November 25, 2018 Full Body

I had an absolutely packed day yesterday so I couldn't get to the track. Womp womp...I thought I would be fresher then for this workout, instead I was stiff, and really just flat.  I've written about this before; I don't do better with extra days off for some reason.  I don't feel "fresher".   I do perform better if I rearrange the week; so if I do a full body workout on Saturday instead of on Sunday the day after sprinting, I do fine.  But if I miss one of my workouts, invariably the next one is garbage.  The notable exception is max-effort sprinting, which seems to improve if I haven't worked my legs for 3+ days previously.   This particular  workout today was somewhat garbage, I barely got 365 on squatting, and same with 375.  I think part of it was Thanksgiving as well; I hate Thanksgiving food and it really bothers my stomach. 
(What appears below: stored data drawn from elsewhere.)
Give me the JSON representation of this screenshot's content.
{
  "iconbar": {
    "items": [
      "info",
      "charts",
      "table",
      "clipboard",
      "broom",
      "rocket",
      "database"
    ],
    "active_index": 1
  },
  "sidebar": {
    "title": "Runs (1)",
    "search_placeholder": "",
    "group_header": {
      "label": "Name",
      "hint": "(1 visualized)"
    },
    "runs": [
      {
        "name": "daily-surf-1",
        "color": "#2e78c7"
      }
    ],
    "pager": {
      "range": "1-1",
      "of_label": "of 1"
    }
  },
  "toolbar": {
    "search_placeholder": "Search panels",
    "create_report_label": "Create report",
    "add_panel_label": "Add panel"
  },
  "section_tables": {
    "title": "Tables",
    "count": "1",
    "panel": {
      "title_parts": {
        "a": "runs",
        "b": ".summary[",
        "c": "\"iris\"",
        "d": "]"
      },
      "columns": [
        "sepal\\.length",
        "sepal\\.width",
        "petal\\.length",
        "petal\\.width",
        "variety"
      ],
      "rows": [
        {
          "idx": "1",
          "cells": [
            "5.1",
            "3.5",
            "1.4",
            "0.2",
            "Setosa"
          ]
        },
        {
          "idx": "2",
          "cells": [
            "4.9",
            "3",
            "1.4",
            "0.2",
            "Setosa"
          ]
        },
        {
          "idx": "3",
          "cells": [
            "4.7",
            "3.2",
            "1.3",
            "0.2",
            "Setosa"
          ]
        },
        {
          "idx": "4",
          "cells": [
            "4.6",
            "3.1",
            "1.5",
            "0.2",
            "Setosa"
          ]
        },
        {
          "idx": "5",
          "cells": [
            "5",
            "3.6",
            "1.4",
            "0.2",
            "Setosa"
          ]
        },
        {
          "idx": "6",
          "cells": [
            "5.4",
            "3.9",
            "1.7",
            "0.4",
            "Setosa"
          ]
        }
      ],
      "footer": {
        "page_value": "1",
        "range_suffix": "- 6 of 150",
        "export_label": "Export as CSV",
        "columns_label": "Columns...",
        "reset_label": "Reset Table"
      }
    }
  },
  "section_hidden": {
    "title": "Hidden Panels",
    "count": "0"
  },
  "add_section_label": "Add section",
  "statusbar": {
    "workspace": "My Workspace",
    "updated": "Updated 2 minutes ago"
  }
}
One really good thing here is that the elbow feels about 90% and though my shoulder was a bit irritated today I would say it's about 90% as well.  Both well enough to go back to full-weight and volume on benching and back/lat work.  Celebrated with some landmine rows.  I love doing those things.  


  • Squats: 315*1 350*1 365*1 375*1
  • Front Squats: 250*1 275*1
  • BB Flat: 240*3 255*3 270*2 285*1 295*1
  • LM Rows: 225*5 250*5 270*5 
  • Pull-Throughs: 150*10, 10 
  • Standing Calves: 180*12, 12
  • DB Farmers: 120*60, 40 
  • NS FS Paloffs: 32.5*10, 10 

November 21, 2018 Full Body

I was pressed for time here, which is fine because I was tired anyway.  I've had this awful jury duty for the past few days that's forced me to work late into the night doing my actual job which I can't do during the day while at jury duty. 


  • BB DL: 315*1 365*1 405*1 435*1, 1
  • HPS: 95*3 115*3 135*1 145*1 150*1
  • BB Incline: 205*3 225*3 235*2, 1
  • Pullups: 25*5, 4, 4

November 20, 2018 Sprinting

Really mild day out, it's been unseasonably cold for much of the past month or so, and rainier than I remember any late October / November being.  Hence a bunch of track sessions that ended up being conditioning sessions at the gym.  Anyway, this day was really mild out, I got some really good runs in. 



  • 110: 6

November 18, 2018 Full Body

Good session, elbow & shoulder feel about 80% better at this point, next week I'll probably be back to full volume on back work.  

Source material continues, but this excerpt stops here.